As 1950 opens, the nation's medical schools are awaiting a ruling by the House Rules, Committee on a bill to provide them with financial aid from the federal government. The bill, H.R. 59-10, has already been reported on favorably by the House Committee on Interstate and Foreign Committee; and inasmuch as the Senate has passed a companion Act, S. 1453, the bill will become law if and when the House votes for its passage.
Since the end of the War, almost every medical school has been operating far in the red. The Association of American Medical Colleges claims that the average student pays $513 in yearly tuition while he costs his medical school nearly $2200. At Harvard Medical School, according to Dr. Reginald Fitz '05, assistant dean, the school requires three to four times the $800 tuition to educate a student at the high standard the school wishes to maintains.
Endowments Insufficient
Before the era of high taxes, the medical schools could bank on endowment incomes and yearly gifts to make up the greater part of this deficit. But with current levies on high incomes plus the present popularity of donating money for specialized uses such as cancer or heart disease, the schools must make up their debits by unhealthy deficit financing. The only schools which are able to keep their ledger anywhere near balanced are the State schools which can count on a certain amount of tax money each year.
What makes medical education so expensive is the fact that the course of instruction takes place for the most part in the hospital or the laboratory--not in the lecture hall. To provide adequate training, the laboratory must have the ultra -centrifuges, the autoclaves, and numerous thermostatic devices that are necessary in biological chemistry. But more than that, the school must pay many more instructors per student than any other kind of education. In most medical schools, the faculty is equal to or exceeds the student body.
Deficit Dangerous
According to the Association of Medical Schools, the deficit problems is rapidly getting to the point where it threatens the standard of medical education that the Association has hitherto imposed on its member schools. Many of the schools will just have to stop buying new equipment or cut some of their instruction staff. Yet, the Association feels that, if anything, more money should be expended on the faculties in order to induce better doctors to give their full time to teaching.
New Bills Promise Aid
H.R. 5940 is an emergency bill covering Title I of H.R. 4312, the administration's omnibus health bill that was brought up before Congress last Spring. If it passes, a five-year program of aid for education in medicine, dentistry, nursing and related fields will be set up under the Surgeon General and will be administered by the National Council on Education for Health Professions. 'The bill provides for outright financial grants for instruction and expansion plus a federal medical scholarship program. The latter will be taken up in the second article in this series.

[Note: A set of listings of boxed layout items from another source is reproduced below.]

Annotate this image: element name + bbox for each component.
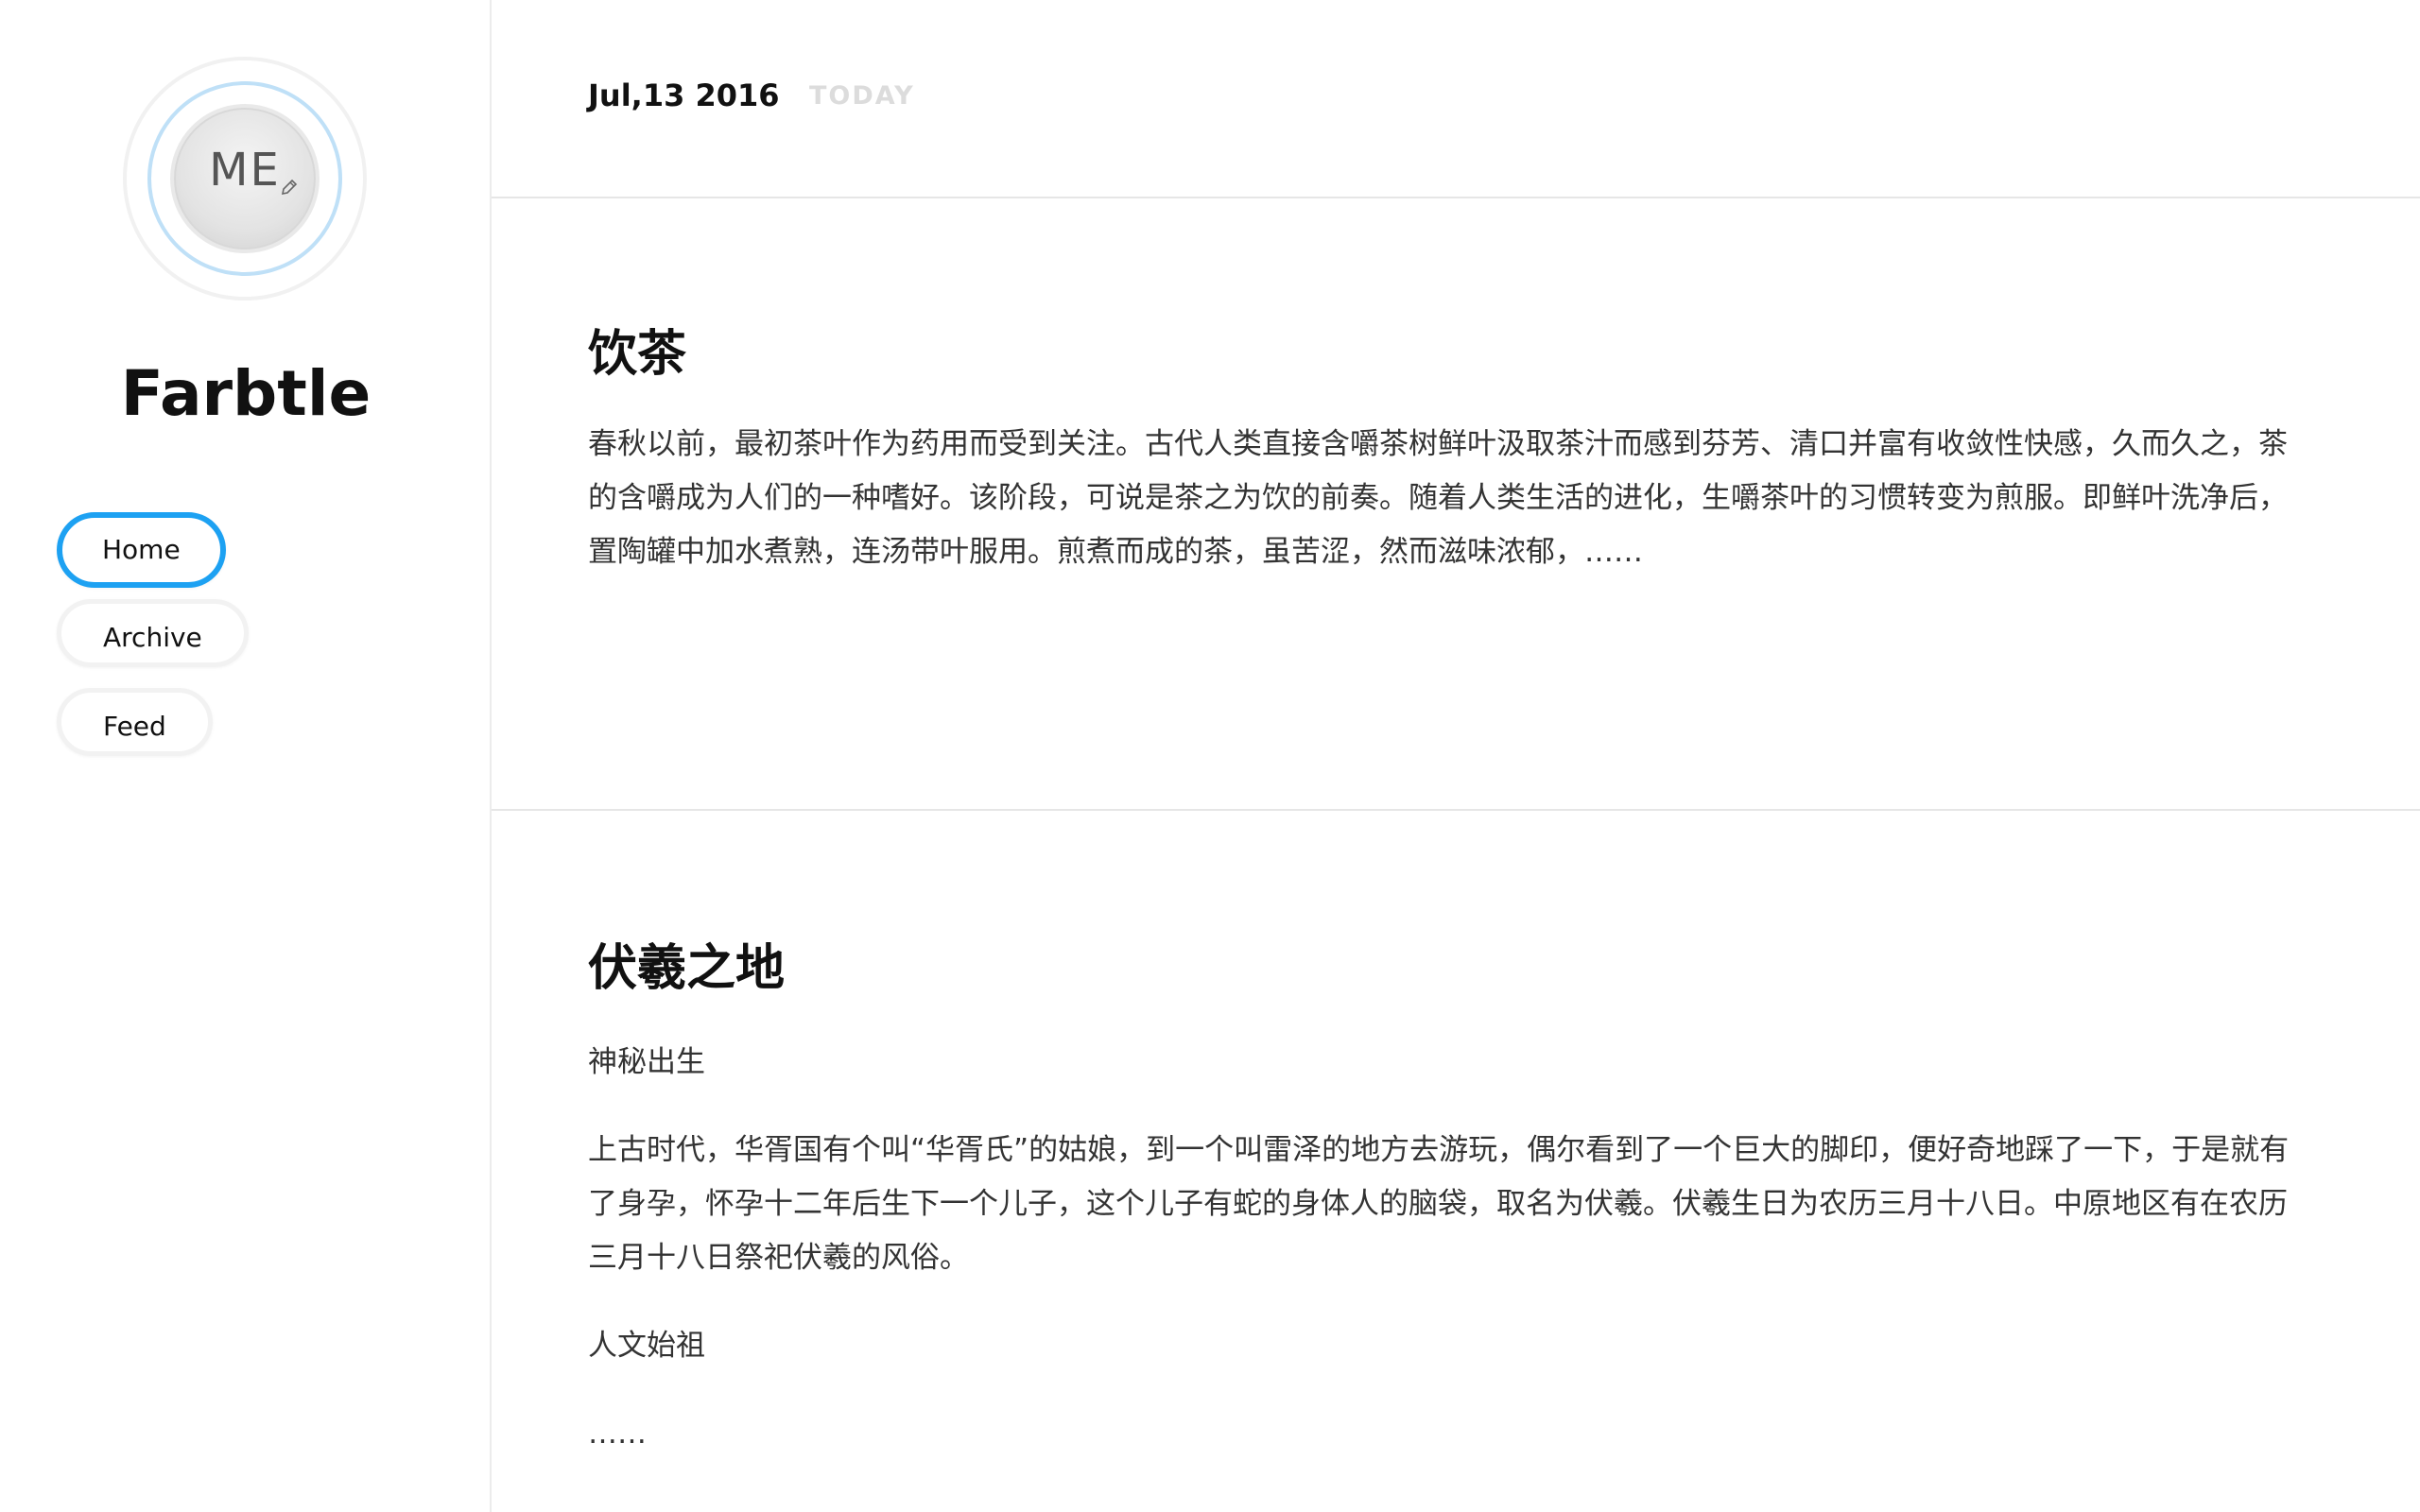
post-excerpt: 春秋以前，最初茶叶作为药用而受到关注。古代人类直接含嚼茶树鲜叶汲取茶汁而感到芬芳… [588, 418, 2290, 579]
post-paragraph: 上古时代，华胥国有个叫“华胥氏”的姑娘，到一个叫雷泽的地方去游玩，偶尔看到了一个… [588, 1133, 2290, 1275]
post-title[interactable]: 饮茶 [588, 314, 686, 385]
post-subheading: 神秘出生 [588, 1045, 705, 1079]
today-label: TODAY [809, 81, 915, 111]
post-title[interactable]: 伏羲之地 [588, 928, 785, 999]
date-label: Jul,13 2016 [588, 77, 780, 113]
post-ellipsis: …… [588, 1417, 647, 1451]
nav-home[interactable]: Home [57, 512, 226, 588]
avatar[interactable]: ME [170, 104, 320, 253]
post-paragraph: 春秋以前，最初茶叶作为药用而受到关注。古代人类直接含嚼茶树鲜叶汲取茶汁而感到芬芳… [588, 427, 2288, 569]
date-header: Jul,13 2016 TODAY [492, 0, 2420, 198]
post-excerpt: 神秘出生 上古时代，华胥国有个叫“华胥氏”的姑娘，到一个叫雷泽的地方去游玩，偶尔… [588, 1036, 2290, 1461]
nav-feed[interactable]: Feed [57, 688, 213, 756]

Under the bill, a medical school will receive $500 for each student enrolled plus an additional $500 for each student in excess of the school's average past enrollment. Thus a premium is put on the enlargement of the student body. The total payment to any one school is not to exceed 40 percent of the total instruction costs for any year and is not to pay for instruction in research projects or the cost of any hospital's operations. For the construction of new schools and improvement of existing ones, the Surgeon General's office will have an appropriation of five million dollars per year to spend as it sees fit so long as it gives no school more than 50 percent of the yearly cost of expanding or enlarging.
The legislation specifically provides that no department or officer of the federal government "shall prescribe any requirements with respect to the curriculum or administration of any school." In addition the House Committee report emphasizes that the federal aid should be to supplement and not to replace other normal resources. "Each institution," the report states, "should remain free to develop its own educational pattern in accordance with its own concept of its historical destiny, its own philosophy of education and the educational needs of the region within which it operates."
AMA in Opposition
Though favored by the American Association of Medical Colleges, the bill is being strongly opposed by the American Medical Association. The AMA considers the emergency aid as the first step toward the nationalization of the medical profession; they believe that it is the realization of the threat made by the Truman administration, to pass the omnibus health plan in sections if it can't pass the whole thing all at once.
The measure that the AMA opposes most vigorously is the stipend paid to each medical school for the increase of enrollment. Not only do they think that the present fear of a doctor shortage is unwarranted but they are afraid that some schools might lower their standards in order to get more federal aid. "If the quality of medical attention is to be preserved," states an AMA spokesman in the original hearings on the omnibus health bill before the House sub-committee," the schools must be provided with sufficient funds to correct deficiencies in their present programs before they undertake to train an increased number of students."
Pressure exerted by the AMA has changed the bill as it stood in the administration's health plan to its form in H.R. 5940. Originally, the medical schools were to receive $300 per student plus $1700 for students in addition to the average pas enrollment; and the total payment that the federal government can make to any school has been cut ten per cent from the original figure.